Bei einer Gesamtzykluszeit von wenigen Millisekungen müsste die Auflösung schon im Mikrosekundenbereich liegen.

bG
Mandi


----------



## KingHelmer (28 Juli 2013)

> *)
> Ich habe die Oscat.lib eingebunden. Nun jammerd er laufend das zuviele Objekte im Projekt vorhanden sind.
> Ok.
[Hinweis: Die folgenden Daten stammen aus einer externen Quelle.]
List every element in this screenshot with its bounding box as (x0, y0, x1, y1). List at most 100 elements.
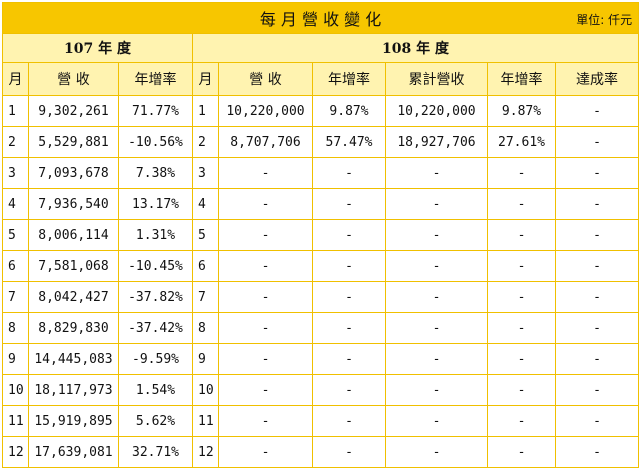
cell: 11 (192, 405, 219, 437)
cell: 6 (192, 250, 219, 282)
cell: - (312, 281, 386, 313)
data-row: 2 5,529,881 -10.56% 2 8,707,706 57.47% 18,927,… (2, 126, 640, 158)
cell: - (554, 374, 640, 406)
data-row: 12 17,639,081 32.71% 12- - - - - (2, 436, 640, 468)
cell: 7 (2, 281, 29, 313)
cell: - (487, 281, 556, 313)
cell: - (312, 157, 386, 189)
cell: 11 (2, 405, 29, 437)
cell: 8,042,427 (28, 281, 119, 313)
cell: - (385, 312, 488, 344)
cell: - (312, 188, 386, 220)
column-header: 累計營收 (385, 62, 488, 96)
cell: 27.61% (487, 126, 556, 158)
cell: 32.71% (118, 436, 193, 468)
cell: - (385, 343, 488, 375)
cell: 10,220,000 (385, 95, 488, 127)
cell: 2 (2, 126, 29, 158)
cell: - (218, 188, 313, 220)
cell: 5 (192, 219, 219, 251)
cell: - (218, 157, 313, 189)
cell: 3 (2, 157, 29, 189)
cell: 7.38% (118, 157, 193, 189)
cell: 12 (2, 436, 29, 468)
cell: - (385, 219, 488, 251)
cell: - (487, 250, 556, 282)
cell: - (218, 405, 313, 437)
cell: -9.59% (118, 343, 193, 375)
data-row: 5 8,006,114 1.31% 5- - - - - (2, 219, 640, 251)
cell: 9.87% (312, 95, 386, 127)
column-header: 年增率 (312, 62, 386, 96)
column-header: 營 收 (218, 62, 313, 96)
cell: -10.56% (118, 126, 193, 158)
cell: - (312, 250, 386, 282)
cell: - (218, 343, 313, 375)
cell: - (487, 219, 556, 251)
cell: - (218, 436, 313, 468)
cell: - (218, 312, 313, 344)
column-header: 年增率 (487, 62, 556, 96)
cell: - (554, 126, 640, 158)
cell: - (487, 374, 556, 406)
cell: - (554, 343, 640, 375)
data-row: 4 7,936,540 13.17% 4- - - - - (2, 188, 640, 220)
title: 每 月 營 收 變 化 (259, 10, 382, 29)
cell: 5.62% (118, 405, 193, 437)
cell: - (218, 374, 313, 406)
cell: - (487, 343, 556, 375)
cell: - (312, 374, 386, 406)
cell: 71.77% (118, 95, 193, 127)
cell: - (218, 281, 313, 313)
cell: 1.31% (118, 219, 193, 251)
cell: - (312, 219, 386, 251)
cell: - (487, 436, 556, 468)
cell: 10,220,000 (218, 95, 313, 127)
cell: 7 (192, 281, 219, 313)
cell: - (554, 188, 640, 220)
cell: - (385, 436, 488, 468)
cell: 7,581,068 (28, 250, 119, 282)
cell: 1 (192, 95, 219, 127)
cell: - (312, 343, 386, 375)
cell: - (385, 188, 488, 220)
data-row: 10 18,117,973 1.54% 10- - - - - (2, 374, 640, 406)
cell: - (487, 188, 556, 220)
cell: 8,006,114 (28, 219, 119, 251)
cell: 5,529,881 (28, 126, 119, 158)
column-header: 年增率 (118, 62, 193, 96)
cell: 7,936,540 (28, 188, 119, 220)
cell: - (554, 219, 640, 251)
cell: 8,829,830 (28, 312, 119, 344)
cell: - (554, 281, 640, 313)
title-cell: 每 月 營 收 變 化 單位: 仟元 (1, 2, 640, 34)
column-header: 月 (2, 62, 29, 96)
cell: - (385, 405, 488, 437)
cell: - (554, 436, 640, 468)
cell: 4 (2, 188, 29, 220)
cell: 9 (2, 343, 29, 375)
cell: 2 (192, 126, 219, 158)
cell: - (385, 250, 488, 282)
cell: - (554, 157, 640, 189)
year-header: 107 年 度 (2, 33, 193, 63)
data-row: 11 15,919,895 5.62% 11- - - - - (2, 405, 640, 437)
cell: 18,117,973 (28, 374, 119, 406)
cell: - (218, 219, 313, 251)
cell: -37.82% (118, 281, 193, 313)
title-row: 每 月 營 收 變 化 單位: 仟元 (1, 2, 640, 34)
column-header-row: 月營 收年增率月營 收年增率 累計營收 年增率 達成率 (2, 62, 640, 96)
cell: - (312, 312, 386, 344)
data-row: 8 8,829,830 -37.42% 8- - - - - (2, 312, 640, 344)
cell: 13.17% (118, 188, 193, 220)
cell: 6 (2, 250, 29, 282)
cell: 9.87% (487, 95, 556, 127)
cell: 8 (192, 312, 219, 344)
cell: 8 (2, 312, 29, 344)
cell: - (385, 281, 488, 313)
cell: - (554, 250, 640, 282)
cell: 8,707,706 (218, 126, 313, 158)
cell: - (487, 157, 556, 189)
cell: 1.54% (118, 374, 193, 406)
Das kann ich ja unter "Zielsystem - SPeichereinstellungen - Max Anzahl Bausteine" einstellen ( Wert 1023 erhöhen ).
> Dann jammerd er aber beim Einspielen das zuviele Daten verwendet werden
> ...



Hi!
Nachdem du die Bausteinanzahl erhöht hast, kannst du das Projekt übersetzen.
Nach dem Übersetzen kannst du bei den "Übersetzungsoptionen" die "unbenutzen Objekte ausschließen".
Dann werden automatisch alle Bausteine, die du in deinem jetztigen Programm nicht brauchst, ausgeschlossen.
Bevor du dann das Programm überträgst, musst du wieder die max. Anz. Bausteine auf 1023 zurücksetzen, sonst kannst du es nicht laden.

Kannst natürlich auch manuell ausschließen, dass sparst du dir das erhöhen der Bausteinanzahl und das anschließende zurücksetzen.
Aber dann musst du eben wissen,welche genau du ausschließen kannst.

Ich persönblich habe mir eine eigene .lib gebaut, in welcher alle Abhängigen Bausteine aus den .libs, die ich brauche, enthalten sind.
So habe ich eben keine überladene Oscat.lib sondern eine eigene mit sehr wenigen Bausteinen.

Noch ein Tip für die Visu: Aktiviere immer den Haken "komprimieren" dadurch werden alle Visu-Elemente ca. 10 mal kleiner und du hast mehr platz für anderes.
Die Visu wird meiner meinung nach nicht langsamer dadurch!

Grüße, 
Flo


----------